Now, let's look at the onshore hydrocarbon resource potential. According to the United States Energy Information Administration, Ukraine has Europe's third largest unproved, technically recoverable shale gas reserves after Poland and France as shown on this chart:
Shale gas in Ukraine is located in two main areas; Yuzivska located in Eastern Ukraine and Olesska located in Western Ukraine. According to EIA's 2013 shale gas report, Ukraine has 128 Tcf of natural gas and 0.2 billion barrels of oil in its shale gas fields located in the black shales of the Deniepr - Donets Basin in Eastern Ukraine, the basin which accounts for most of Ukraine's onshore petroleum reserves and the organic rich shales of the Carpathian Foreland Basin in Western Ukraine as shown on this map:
Here is a closeup of the Dnieper - Donets Basin showing the areas in Ukraine that are prospective for oil, wet gas or condensate and dry gas:
Ukraine State Service of Geology and Mineral Resources announced that shale gas reserves in the country totalled 247 Tcf. If this were the case, Ukraine alone would have just over half of the total shale gas reserves among all European nations that were not formerly part of the Soviet bloc.
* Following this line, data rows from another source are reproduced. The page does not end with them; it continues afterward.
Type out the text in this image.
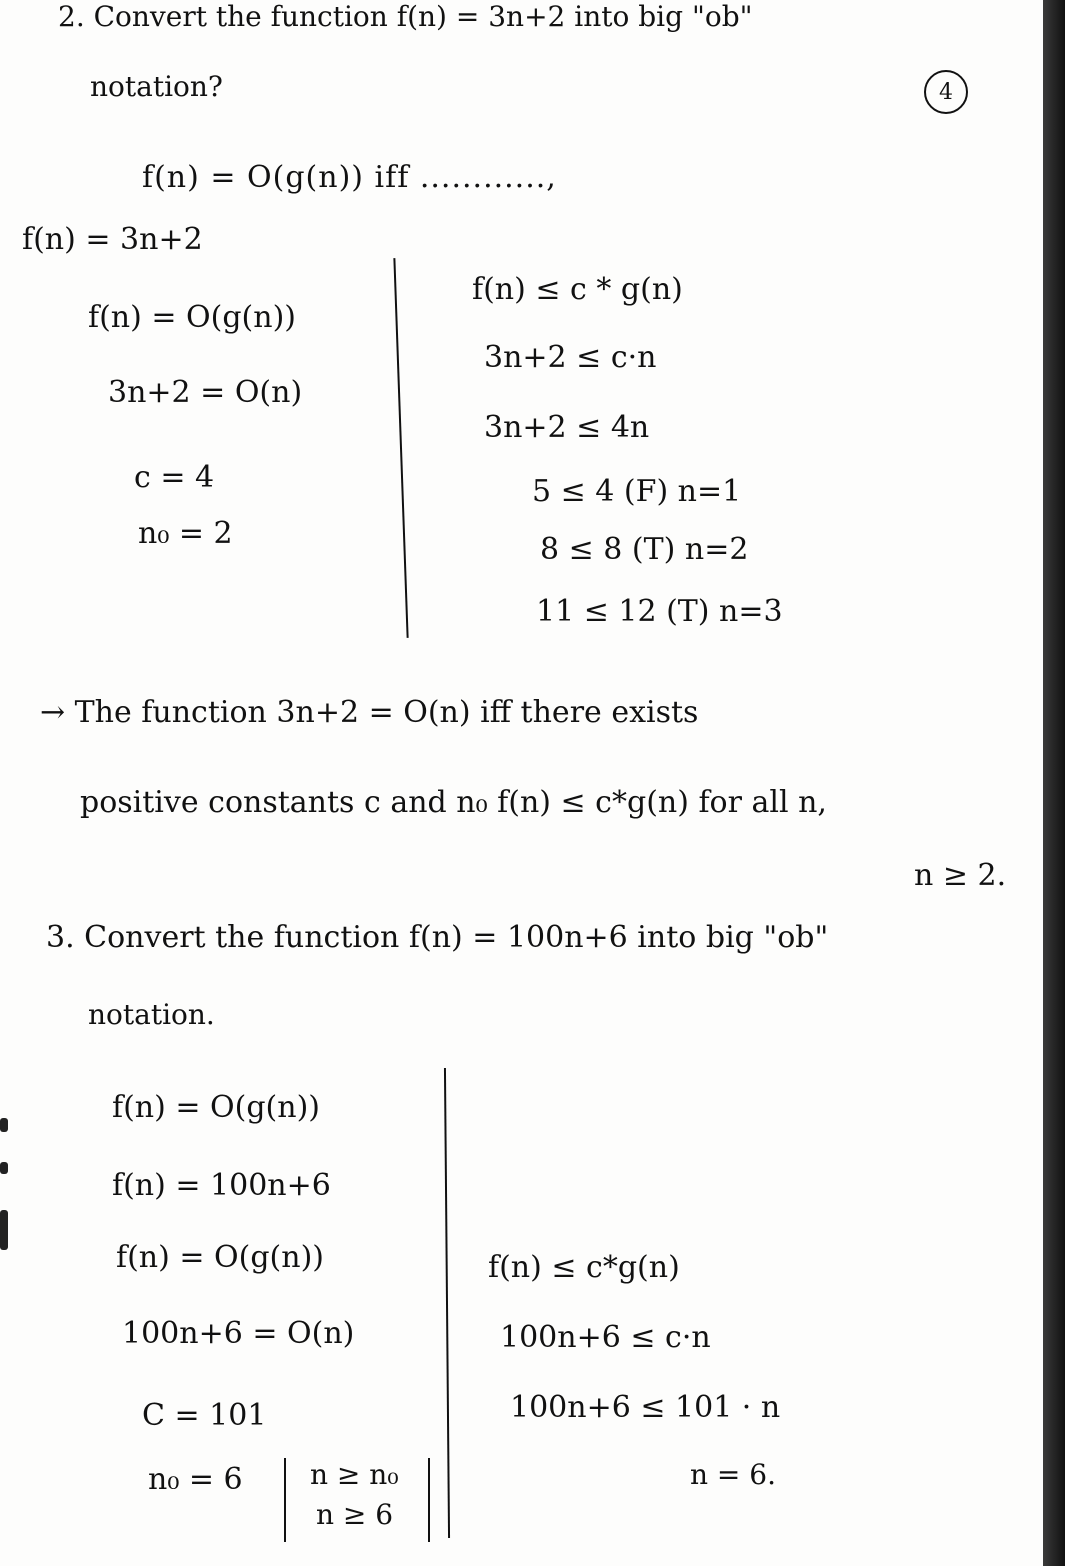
2. Convert the function f(n) = 3n+2 into big "ob"
notation?	4
f(n) = O(g(n)) iff ............,
f(n) = 3n+2
f(n) = O(g(n))
3n+2 = O(n)
c = 4
n₀ = 2
f(n) ≤ c * g(n)
3n+2 ≤ c·n
3n+2 ≤ 4n
5 ≤ 4 (F) n=1
8 ≤ 8 (T) n=2
11 ≤ 12 (T) n=3
→ The function 3n+2 = O(n) iff there exists
positive constants c and n₀ f(n) ≤ c*g(n) for all n,
n ≥ 2.
3. Convert the function f(n) = 100n+6 into big "ob"
notation.
f(n) = O(g(n))
f(n) = 100n+6
f(n) = O(g(n))
100n+6 = O(n)
C = 101
n₀ = 6 n ≥ n₀
n ≥ 6
f(n) ≤ c*g(n)
100n+6 ≤ c·n
100n+6 ≤ 101 · n
n = 6.
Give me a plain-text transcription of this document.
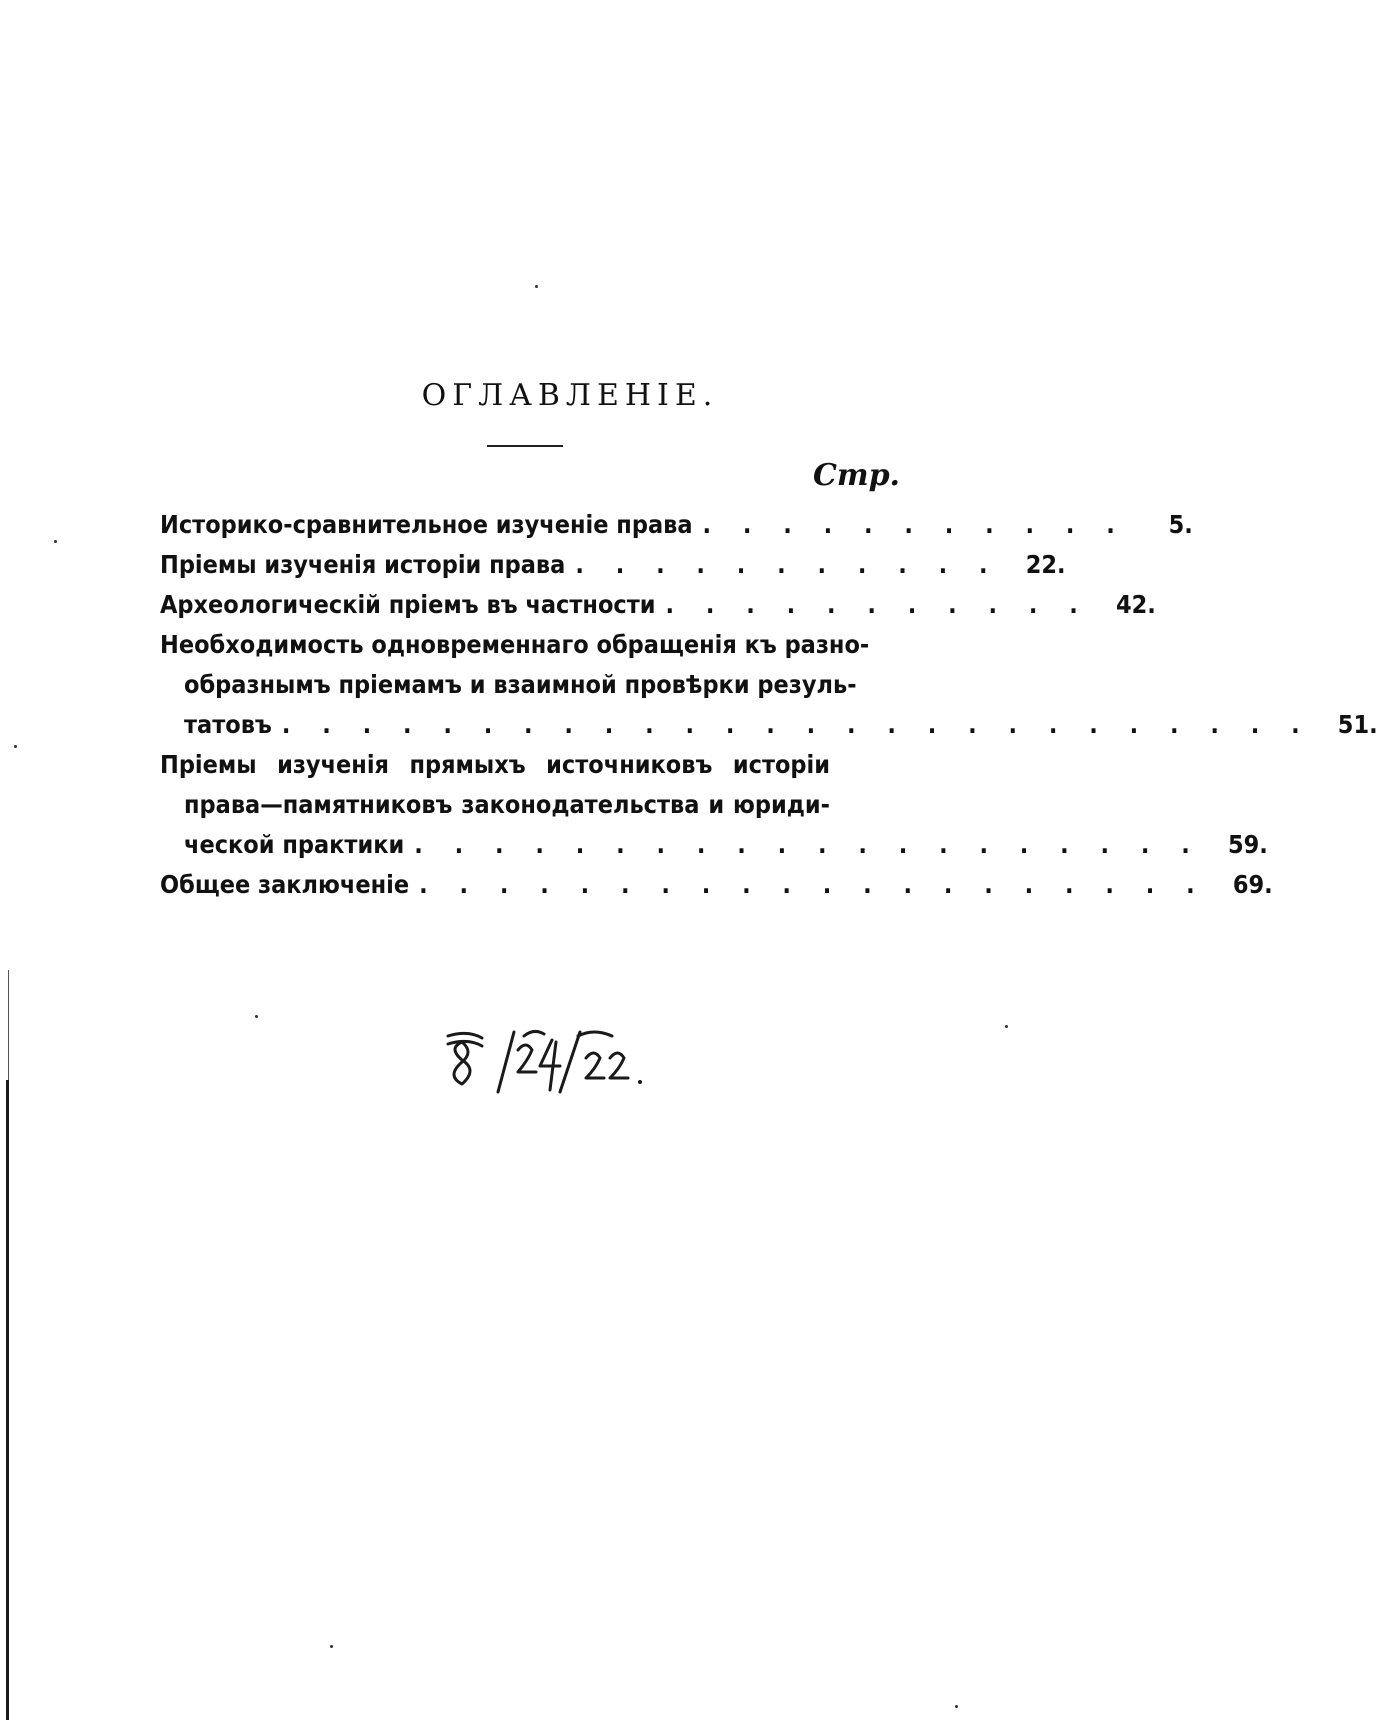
ОГЛАВЛЕНІЕ.
Стр.
Историко-сравнительное изученіе права . . . . . . . . . . .	5.
Пріемы изученія исторіи права . . . . . . . . . . .	22.
Археологическій пріемъ въ частности . . . . . . . . . . .	42.
Необходимость одновременнаго обращенія къ разно-
образнымъ пріемамъ и взаимной провѣрки резуль-
татовъ . . . . . . . . . . . . . . . . . . . . . . . . . .	51.
Пріемы изученія прямыхъ источниковъ исторіи
права—памятниковъ законодательства и юриди-
ческой практики . . . . . . . . . . . . . . . . . . . .	59.
Общее заключеніе . . . . . . . . . . . . . . . . . . . .	69.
In May 2012, Ukraine picked Shell and Chevron Corp. to explore and develop two potential onshore shale gas fields in Western and Eastern Ukraine.
In Western Ukraine, Chevron will initially invest $350 million annually with a total investment of around $10 billion. A 50 year production sharing agreement was signed in November 2013. The Olesska (or Oleskaya) shale reserves, located in western Ukraine, are estimated to be roughly 53 Tcf according to the Ukraine government and could produce up to 350 Bcf annually. The field is located along strike with Poland's Lublin Basin where Chevron already has shale licences. Here is a map showing the location of the Lublin Basin and where it borders with Ukraine:
Here is a map from Chevron showing their areas of interest in Ukraine, Poland and Romania:
In mid-January 2014, Chevron announced that it would start producing gas by the end of 2014.
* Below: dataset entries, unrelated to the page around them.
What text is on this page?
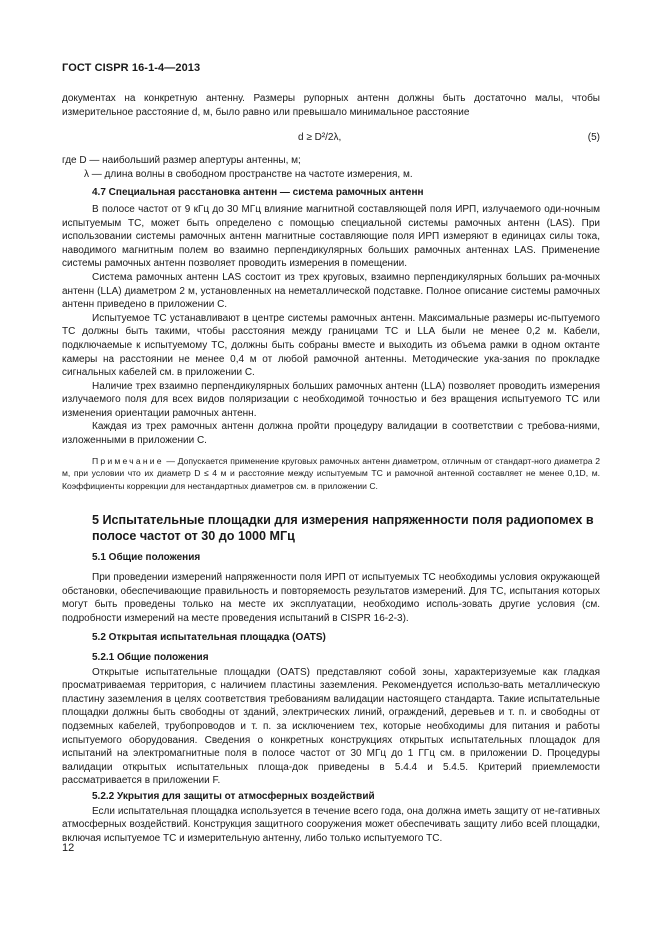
ГОСТ CISPR 16-1-4—2013

документах на конкретную антенну. Размеры рупорных антенн должны быть достаточно малы, чтобы измерительное расстояние d, м, было равно или превышало минимальное расстояние

d ≥ D²/2λ,	(5)

где D — наибольший размер апертуры антенны, м;

λ — длина волны в свободном пространстве на частоте измерения, м.

4.7 Специальная расстановка антенн — система рамочных антенн

В полосе частот от 9 кГц до 30 МГц влияние магнитной составляющей поля ИРП, излучаемого оди-ночным испытуемым ТС, может быть определено с помощью специальной системы рамочных антенн (LAS). При использовании системы рамочных антенн магнитные составляющие поля ИРП измеряют в единицах силы тока, наводимого магнитным полем во взаимно перпендикулярных больших рамочных антеннах LAS. Применение системы рамочных антенн позволяет проводить измерения в помещении.

Система рамочных антенн LAS состоит из трех круговых, взаимно перпендикулярных больших ра-мочных антенн (LLA) диаметром 2 м, установленных на неметаллической подставке. Полное описание системы рамочных антенн приведено в приложении C.

Испытуемое ТС устанавливают в центре системы рамочных антенн. Максимальные размеры ис-пытуемого ТС должны быть такими, чтобы расстояния между границами ТС и LLA были не менее 0,2 м. Кабели, подключаемые к испытуемому ТС, должны быть собраны вместе и выходить из объема рамки в одном октанте камеры на расстоянии не менее 0,4 м от любой рамочной антенны. Методические ука-зания по прокладке сигнальных кабелей см. в приложении C.

Наличие трех взаимно перпендикулярных больших рамочных антенн (LLA) позволяет проводить измерения излучаемого поля для всех видов поляризации с необходимой точностью и без вращения испытуемого ТС или изменения ориентации рамочных антенн.

Каждая из трех рамочных антенн должна пройти процедуру валидации в соответствии с требова-ниями, изложенными в приложении C.

Примечание — Допускается применение круговых рамочных антенн диаметром, отличным от стандарт-ного диаметра 2 м, при условии что их диаметр D ≤ 4 м и расстояние между испытуемым ТС и рамочной антенной составляет не менее 0,1D, м. Коэффициенты коррекции для нестандартных диаметров см. в приложении C.

5 Испытательные площадки для измерения напряженности поля радиопомех в полосе частот от 30 до 1000 МГц
5.1 Общие положения

При проведении измерений напряженности поля ИРП от испытуемых ТС необходимы условия окружающей обстановки, обеспечивающие правильность и повторяемость результатов измерений. Для ТС, испытания которых могут быть проведены только на месте их эксплуатации, необходимо исполь-зовать другие условия (см. подробности измерений на месте проведения испытаний в CISPR 16-2-3).

5.2 Открытая испытательная площадка (OATS)
5.2.1 Общие положения

Открытые испытательные площадки (OATS) представляют собой зоны, характеризуемые как гладкая просматриваемая территория, с наличием пластины заземления. Рекомендуется использо-вать металлическую пластину заземления в целях соответствия требованиям валидации настоящего стандарта. Такие испытательные площадки должны быть свободны от зданий, электрических линий, ограждений, деревьев и т. п. и свободны от подземных кабелей, трубопроводов и т. п. за исключением тех, которые необходимы для питания и работы испытуемого оборудования. Сведения о конкретных конструкциях открытых испытательных площадок для испытаний на электромагнитные поля в полосе частот от 30 МГц до 1 ГГц см. в приложении D. Процедуры валидации открытых испытательных площа-док приведены в 5.4.4 и 5.4.5. Критерий приемлемости рассматривается в приложении F.

5.2.2 Укрытия для защиты от атмосферных воздействий

Если испытательная площадка используется в течение всего года, она должна иметь защиту от не-гативных атмосферных воздействий. Конструкция защитного сооружения может обеспечивать защиту либо всей площадки, включая испытуемое ТС и измерительную антенну, либо только испытуемого ТС.

12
Ukraine also signed a contract with Royal Dutch Shell to explore shale gas potential on the Yuzivska block in Eastern Ukraine. This area is estimated to have between 71 and 107 Tcf of shale gas and Shell has made an initial spending commitment of $200 million in the first stage of exploration and an anticipated minimum of $10 billion (and up to $50 billion) over the 50 year life of the agreement. Shell expects to start production from the Yuzivska block in 2015.
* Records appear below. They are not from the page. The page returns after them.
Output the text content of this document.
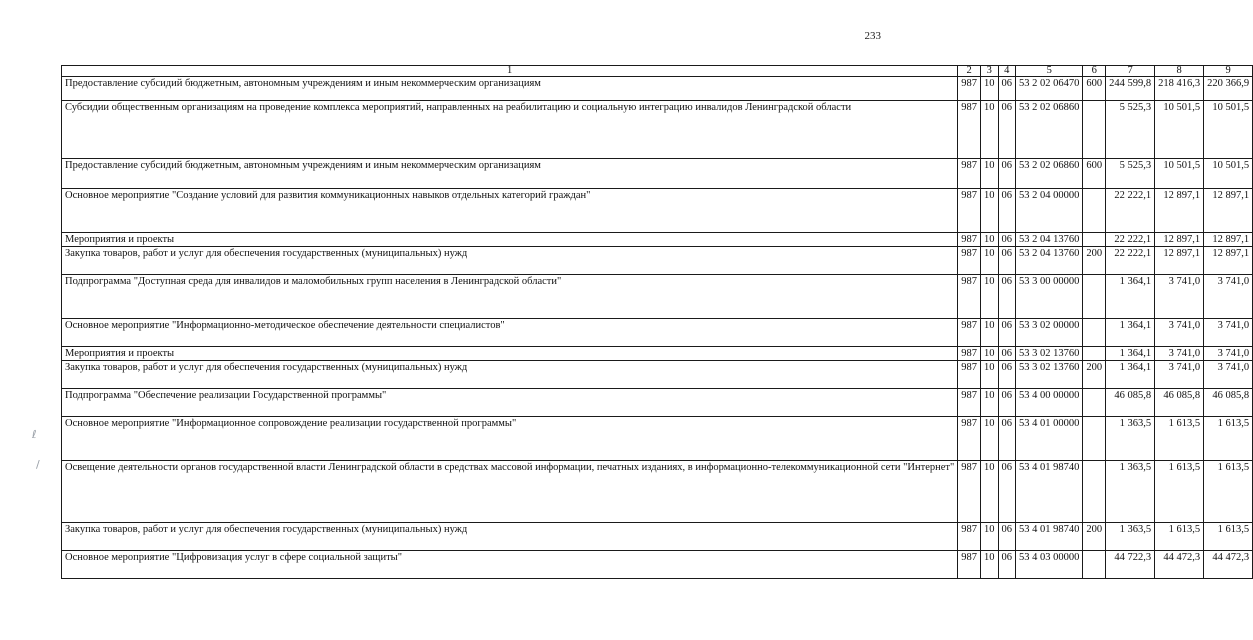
233
1	2	3	4	5	6	7	8	9
Предоставление субсидий бюджетным, автономным учреждениям и иным некоммерческим организациям	987	10	06	53 2 02 06470	600	244 599,8	218 416,3	220 366,9
Субсидии общественным организациям на проведение комплекса мероприятий, направленных на реабилитацию и социальную интеграцию инвалидов Ленинградской области	987	10	06	53 2 02 06860		5 525,3	10 501,5	10 501,5
Предоставление субсидий бюджетным, автономным учреждениям и иным некоммерческим организациям	987	10	06	53 2 02 06860	600	5 525,3	10 501,5	10 501,5
Основное мероприятие "Создание условий для развития коммуникационных навыков отдельных категорий граждан"	987	10	06	53 2 04 00000		22 222,1	12 897,1	12 897,1
Мероприятия и проекты	987	10	06	53 2 04 13760		22 222,1	12 897,1	12 897,1
Закупка товаров, работ и услуг для обеспечения государственных (муниципальных) нужд	987	10	06	53 2 04 13760	200	22 222,1	12 897,1	12 897,1
Подпрограмма "Доступная среда для инвалидов и маломобильных групп населения в Ленинградской области"	987	10	06	53 3 00 00000		1 364,1	3 741,0	3 741,0
Основное мероприятие "Информационно-методическое обеспечение деятельности специалистов"	987	10	06	53 3 02 00000		1 364,1	3 741,0	3 741,0
Мероприятия и проекты	987	10	06	53 3 02 13760		1 364,1	3 741,0	3 741,0
Закупка товаров, работ и услуг для обеспечения государственных (муниципальных) нужд	987	10	06	53 3 02 13760	200	1 364,1	3 741,0	3 741,0
Подпрограмма "Обеспечение реализации Государственной программы"	987	10	06	53 4 00 00000		46 085,8	46 085,8	46 085,8
Основное мероприятие "Информационное сопровождение реализации государственной программы"	987	10	06	53 4 01 00000		1 363,5	1 613,5	1 613,5
Освещение деятельности органов государственной власти Ленинградской области в средствах массовой информации, печатных изданиях, в информационно-телекоммуникационной сети "Интернет"	987	10	06	53 4 01 98740		1 363,5	1 613,5	1 613,5
Закупка товаров, работ и услуг для обеспечения государственных (муниципальных) нужд	987	10	06	53 4 01 98740	200	1 363,5	1 613,5	1 613,5
Основное мероприятие "Цифровизация услуг в сфере социальной защиты"	987	10	06	53 4 03 00000		44 722,3	44 472,3	44 472,3
ℓ
/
Interestingly, in June 2013, Ukraine's Prime Minister Mykola Azarov claimed that Ukraine would be natural gas self-sufficient within 10 years and that it would be able to export some gas as well by the mid-2020s. With Ukraine currently getting over two-thirds of its natural gas from Russia and being Russia's second largest natural gas customer, one has to wonder how much of a role recent oil industry activity in Ukraine and Crimea, in particular, have played in Russia's current political moves in the area. With major international oil companies about to break Russia's near monopoly on natural gas in Ukraine, would one have to think that Russia and Gazprom would feel somewhat threatened. When one looks at how many deals Ukraine has signed with multinational oil , particularly American companies, in the past two years, the timing of Russia's return to the Ukraine and American intervention in the situation seems more than coincidental.